Women v Men

There is a great divide in the world between the roles of men and the roles of women. It is nothing shocking to hear talk of the glass ceiling or of the wage gap between men and women but what we often don’t think about is the media consume, and who is giving it to us. Each year since 2012 the Women’s Media Center has published a report about women in media, and the persistent gender imbalance in the media. To pull back and look at it from it’s most base level, we can look at the cover of any men’s magazine, GQ for example, and see the differences in how the genders are portrayed.

GQ

 

While it is true that GQ is a men’s magazine and thus their target audience is not young women or really women at all, this is the perfect, albeit a tad obvious, example to look at when discussing gender in the media. These are just three example but there is an overarching trend in print that the less a woman wears the more someone will be interested in “what she has to say”, whether it’s really what she has to say or what her body is trying to tell you is also up for your own interpretation.

This is not only limited to men’s magazines though. By and large women’s magazines are using sex to sell copies as well, just on Sunday, April 27, Rihanna posted outtakes from her shoot in Brazilian Vogue where she is wearing nothing more than a gold bikini bottom, some gold jewelry and, in a few photos, a large brimmed sun hat. While there is a difference between those photos (pictured below), and the ones posted above, it is easy to see that women are more and more accepting that their bodies are a promotional tool.

riri 2 riri 1

There is an argument to be made that Rihanna (and Beyonce and Rita Ora, pictured above) are all adult women who have the decision to do with their bodies as they please and have been know to star in more “provocative” photo shoots, and you’re right. That is a perfectly valid argument. But who can forget about the Miley Cyrus/ Annie Leibovitz scandal of 2008? Though Miley is known now for bearing it all in 2008 the starlet was just 15 years old and seductively posing topless for Vogue, arguably the most female targeted magazine in circulation.
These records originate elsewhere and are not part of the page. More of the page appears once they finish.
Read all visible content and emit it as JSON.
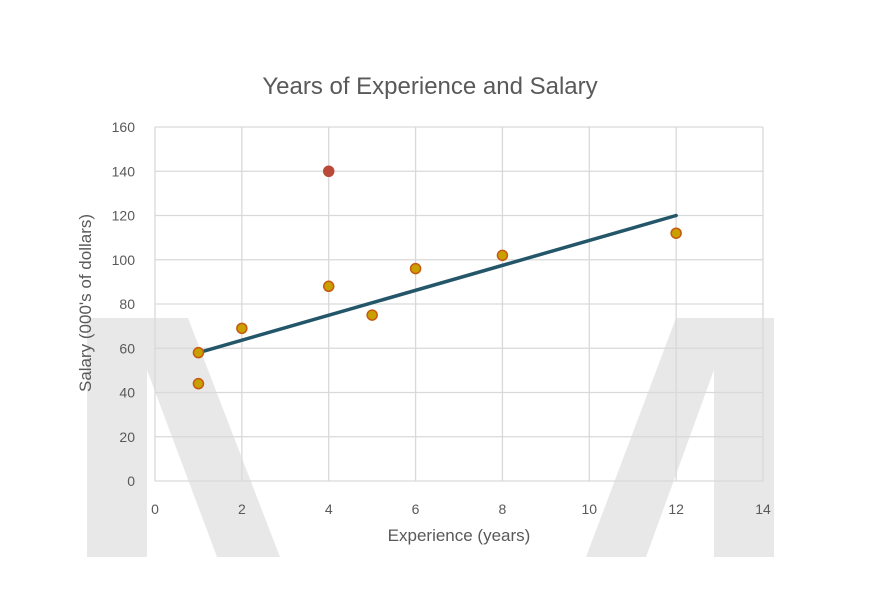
{
  "chart_data": {
    "type": "scatter",
    "title": "Years of Experience and Salary",
    "xlabel": "Experience (years)",
    "ylabel": "Salary (000's of dollars)",
    "xlim": [
      0,
      14
    ],
    "ylim": [
      0,
      160
    ],
    "x_ticks": [
      0,
      2,
      4,
      6,
      8,
      10,
      12,
      14
    ],
    "y_ticks": [
      0,
      20,
      40,
      60,
      80,
      100,
      120,
      140,
      160
    ],
    "grid": true,
    "legend": "none",
    "series": [
      {
        "points": [
          {
            "x": 1,
            "y": 58
          },
          {
            "x": 1,
            "y": 44
          },
          {
            "x": 2,
            "y": 69
          },
          {
            "x": 4,
            "y": 88
          },
          {
            "x": 5,
            "y": 75
          },
          {
            "x": 6,
            "y": 96
          },
          {
            "x": 8,
            "y": 102
          },
          {
            "x": 12,
            "y": 112
          }
        ],
        "color": "#c9a000",
        "edge_color": "#c55a11"
      },
      {
        "points": [
          {
            "x": 4,
            "y": 140
          }
        ],
        "color": "#b94a3a",
        "edge_color": "#b94a3a"
      }
    ],
    "trendline": {
      "from": {
        "x": 1,
        "y": 58
      },
      "to": {
        "x": 12,
        "y": 120
      },
      "color": "#24566a"
    },
    "colors": {
      "grid": "#d9d9d9",
      "text": "#595959",
      "watermark": "#e8e8e8"
    }
  }
}
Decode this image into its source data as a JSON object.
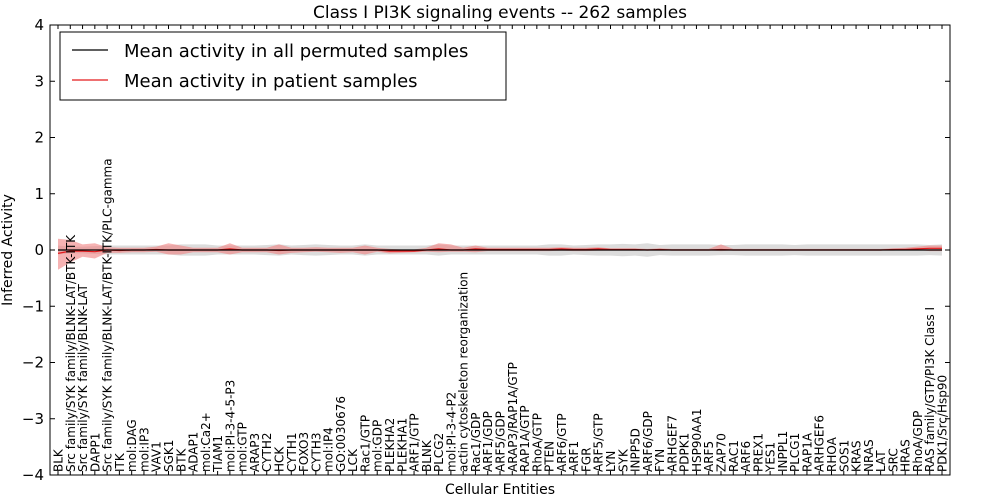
{
  "chart_data": {
    "type": "line",
    "title": "Class I PI3K signaling events -- 262 samples",
    "xlabel": "Cellular Entities",
    "ylabel": "Inferred Activity",
    "ylim": [
      -4,
      4
    ],
    "yticks": [
      -4,
      -3,
      -2,
      -1,
      0,
      1,
      2,
      3,
      4
    ],
    "grid": false,
    "legend_position": "top-left",
    "colors": {
      "permuted_line": "#000000",
      "patient_line": "#e41a1c",
      "permuted_band": "#c0c0c0",
      "patient_band": "#f08080"
    },
    "categories": [
      "BLK",
      "Src family/SYK family/BLNK-LAT/BTK-ITK",
      "Src family/SYK family/BLNK-LAT",
      "DAPP1",
      "Src family/SYK family/BLNK-LAT/BTK-ITK/PLC-gamma",
      "ITK",
      "mol:DAG",
      "mol:IP3",
      "VAV1",
      "SGK1",
      "BTK",
      "ADAP1",
      "mol:Ca2+",
      "TIAM1",
      "mol:PI-3-4-5-P3",
      "mol:GTP",
      "ARAP3",
      "CYTH2",
      "HCK",
      "CYTH1",
      "FOXO3",
      "CYTH3",
      "mol:IP4",
      "GO:0030676",
      "LCK",
      "Rac1/GTP",
      "mol:GDP",
      "PLEKHA2",
      "PLEKHA1",
      "ARF1/GTP",
      "BLNK",
      "PLCG2",
      "mol:PI-3-4-P2",
      "actin cytoskeleton reorganization",
      "Rac1/GDP",
      "ARF1/GDP",
      "ARF5/GDP",
      "ARAP3/RAP1A/GTP",
      "RAP1A/GTP",
      "RhoA/GTP",
      "PTEN",
      "ARF6/GTP",
      "ARF1",
      "FGR",
      "ARF5/GTP",
      "LYN",
      "SYK",
      "INPP5D",
      "ARF6/GDP",
      "FYN",
      "ARHGEF7",
      "PDPK1",
      "HSP90AA1",
      "ARF5",
      "ZAP70",
      "RAC1",
      "ARF6",
      "PREX1",
      "YES1",
      "INPPL1",
      "PLCG1",
      "RAP1A",
      "ARHGEF6",
      "RHOA",
      "SOS1",
      "KRAS",
      "NRAS",
      "LAT",
      "SRC",
      "HRAS",
      "RhoA/GDP",
      "RAS family/GTP/PI3K Class I",
      "PDK1/Src/Hsp90"
    ],
    "series": [
      {
        "name": "Mean activity in all permuted samples",
        "values": [
          0,
          0,
          0,
          0,
          0,
          0,
          0,
          0,
          0,
          0,
          0,
          0,
          0,
          0,
          0,
          0,
          0,
          0,
          0,
          0,
          0,
          0,
          0,
          0,
          0,
          0,
          0,
          0,
          0,
          0,
          0,
          0,
          0,
          0,
          0,
          0,
          0,
          0,
          0,
          0,
          0,
          0,
          0,
          0,
          0,
          0,
          0,
          0,
          0,
          0,
          0,
          0,
          0,
          0,
          0,
          0,
          0,
          0,
          0,
          0,
          0,
          0,
          0,
          0,
          0,
          0,
          0,
          0,
          0,
          0,
          0,
          0,
          0
        ],
        "lower": [
          -0.08,
          -0.06,
          -0.06,
          -0.07,
          -0.08,
          -0.08,
          -0.08,
          -0.08,
          -0.08,
          -0.08,
          -0.1,
          -0.1,
          -0.1,
          -0.08,
          -0.08,
          -0.08,
          -0.08,
          -0.09,
          -0.1,
          -0.08,
          -0.09,
          -0.1,
          -0.09,
          -0.08,
          -0.08,
          -0.1,
          -0.08,
          -0.08,
          -0.08,
          -0.08,
          -0.08,
          -0.1,
          -0.08,
          -0.08,
          -0.08,
          -0.08,
          -0.08,
          -0.08,
          -0.08,
          -0.08,
          -0.1,
          -0.1,
          -0.08,
          -0.09,
          -0.1,
          -0.1,
          -0.11,
          -0.1,
          -0.12,
          -0.09,
          -0.1,
          -0.1,
          -0.1,
          -0.1,
          -0.09,
          -0.09,
          -0.1,
          -0.1,
          -0.1,
          -0.1,
          -0.09,
          -0.1,
          -0.1,
          -0.1,
          -0.1,
          -0.1,
          -0.1,
          -0.1,
          -0.1,
          -0.1,
          -0.1,
          -0.09,
          -0.1
        ],
        "upper": [
          0.08,
          0.06,
          0.06,
          0.07,
          0.08,
          0.08,
          0.08,
          0.08,
          0.08,
          0.08,
          0.1,
          0.1,
          0.1,
          0.08,
          0.08,
          0.08,
          0.08,
          0.09,
          0.1,
          0.08,
          0.09,
          0.1,
          0.09,
          0.08,
          0.08,
          0.1,
          0.08,
          0.08,
          0.08,
          0.08,
          0.08,
          0.1,
          0.08,
          0.08,
          0.08,
          0.08,
          0.08,
          0.08,
          0.08,
          0.08,
          0.1,
          0.1,
          0.08,
          0.09,
          0.1,
          0.1,
          0.11,
          0.1,
          0.12,
          0.09,
          0.1,
          0.1,
          0.1,
          0.1,
          0.09,
          0.09,
          0.1,
          0.1,
          0.1,
          0.1,
          0.09,
          0.1,
          0.1,
          0.1,
          0.1,
          0.1,
          0.1,
          0.1,
          0.1,
          0.1,
          0.1,
          0.09,
          0.1
        ]
      },
      {
        "name": "Mean activity in patient samples",
        "values": [
          -0.06,
          -0.02,
          -0.02,
          -0.03,
          0,
          -0.01,
          0,
          0,
          0.01,
          0,
          0,
          0,
          0,
          0,
          0.02,
          0,
          0,
          0,
          -0.01,
          0,
          0,
          0,
          0,
          0,
          0,
          0,
          0,
          -0.02,
          -0.02,
          -0.02,
          0,
          0.02,
          0,
          0,
          0.02,
          0.01,
          0.01,
          0.01,
          0.01,
          0.01,
          0.01,
          0.02,
          0.01,
          0.01,
          0.02,
          0.01,
          0.01,
          0.01,
          0,
          0.01,
          0,
          0,
          0,
          0,
          0.01,
          0,
          0,
          0,
          0,
          0,
          0,
          0,
          0,
          0,
          0,
          0,
          0,
          0,
          0.01,
          0.01,
          0.02,
          0.03,
          0.03
        ],
        "lower": [
          -0.35,
          -0.22,
          -0.12,
          -0.15,
          -0.05,
          -0.05,
          -0.04,
          -0.04,
          -0.03,
          -0.08,
          -0.08,
          -0.04,
          -0.04,
          -0.04,
          -0.08,
          -0.04,
          -0.04,
          -0.04,
          -0.08,
          -0.05,
          -0.04,
          -0.03,
          -0.04,
          -0.05,
          -0.04,
          -0.08,
          -0.03,
          -0.06,
          -0.05,
          -0.04,
          -0.03,
          -0.04,
          -0.03,
          -0.03,
          -0.04,
          -0.02,
          -0.02,
          -0.02,
          -0.02,
          -0.02,
          -0.02,
          -0.01,
          -0.02,
          -0.02,
          -0.01,
          -0.01,
          -0.01,
          -0.01,
          -0.01,
          -0.01,
          -0.01,
          -0.01,
          -0.01,
          -0.01,
          -0.02,
          -0.01,
          -0.01,
          -0.01,
          -0.01,
          -0.01,
          -0.01,
          -0.01,
          -0.01,
          -0.01,
          -0.01,
          -0.01,
          -0.01,
          -0.01,
          -0.01,
          0,
          0,
          -0.02,
          -0.02
        ],
        "upper": [
          0.2,
          0.18,
          0.1,
          0.12,
          0.05,
          0.04,
          0.04,
          0.04,
          0.06,
          0.12,
          0.08,
          0.04,
          0.04,
          0.04,
          0.12,
          0.04,
          0.04,
          0.04,
          0.1,
          0.04,
          0.04,
          0.05,
          0.04,
          0.04,
          0.04,
          0.08,
          0.04,
          0.02,
          0.01,
          0.01,
          0.04,
          0.12,
          0.1,
          0.04,
          0.08,
          0.04,
          0.04,
          0.04,
          0.04,
          0.04,
          0.04,
          0.05,
          0.04,
          0.04,
          0.05,
          0.03,
          0.03,
          0.03,
          0.02,
          0.03,
          0.02,
          0.02,
          0.02,
          0.02,
          0.1,
          0.02,
          0.02,
          0.02,
          0.02,
          0.02,
          0.02,
          0.02,
          0.02,
          0.02,
          0.02,
          0.02,
          0.02,
          0.02,
          0.03,
          0.04,
          0.06,
          0.08,
          0.08
        ]
      }
    ]
  }
}
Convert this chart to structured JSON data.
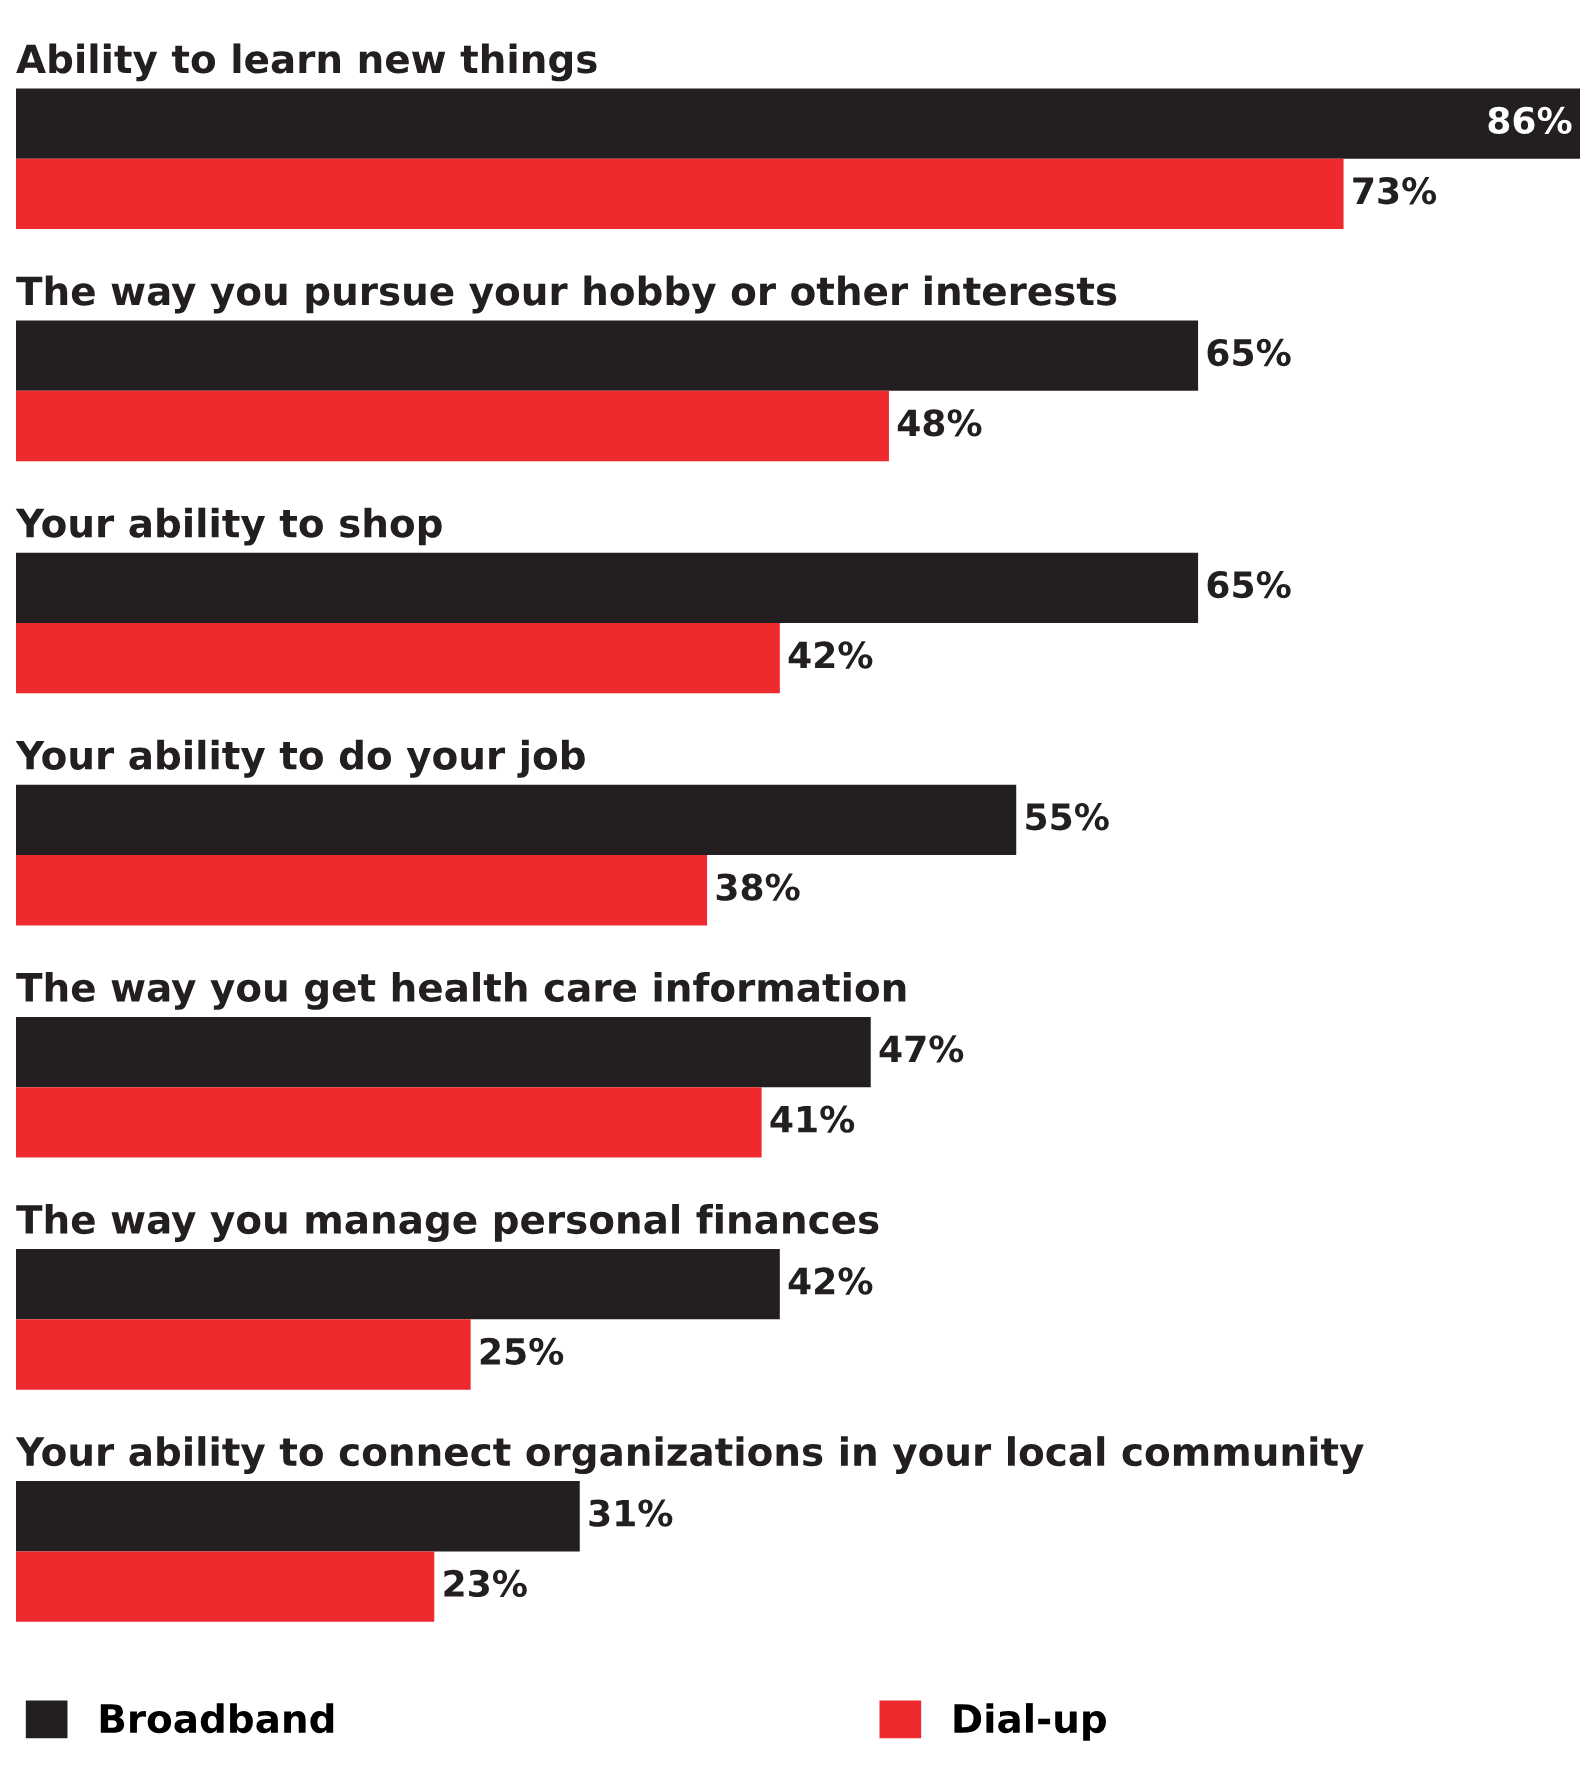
{
  "chart_data": {
    "type": "bar",
    "orientation": "horizontal",
    "categories": [
      "Ability to learn new things",
      "The way you pursue your hobby or other interests",
      "Your ability to shop",
      "Your ability to do your job",
      "The way you get health care information",
      "The way you manage personal finances",
      "Your ability to connect organizations in your local community"
    ],
    "series": [
      {
        "name": "Broadband",
        "color": "#231f20",
        "values": [
          86,
          65,
          65,
          55,
          47,
          42,
          31
        ],
        "value_labels": [
          "86%",
          "65%",
          "65%",
          "55%",
          "47%",
          "42%",
          "31%"
        ]
      },
      {
        "name": "Dial-up",
        "color": "#ee2a2e",
        "values": [
          73,
          48,
          42,
          38,
          41,
          25,
          23
        ],
        "value_labels": [
          "73%",
          "48%",
          "42%",
          "38%",
          "41%",
          "25%",
          "23%"
        ]
      }
    ],
    "legend": "bottom"
  }
}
I’m not saying Miley was taken advantage of and I’m not saying that everyone’s beloved bad girl Rihanna needs to put her breasts away, all I’m saying is that it is time to wake up to what the media is doing. They are portraying men as strong, confident and macho and portraying our women as fragile, non-dominant, or solely sex objects. I think Rihanna and Beyonce are two of the most empowered female examples I could have chosen, but when you look at their GQ covers do you see empowered or do you see sexy?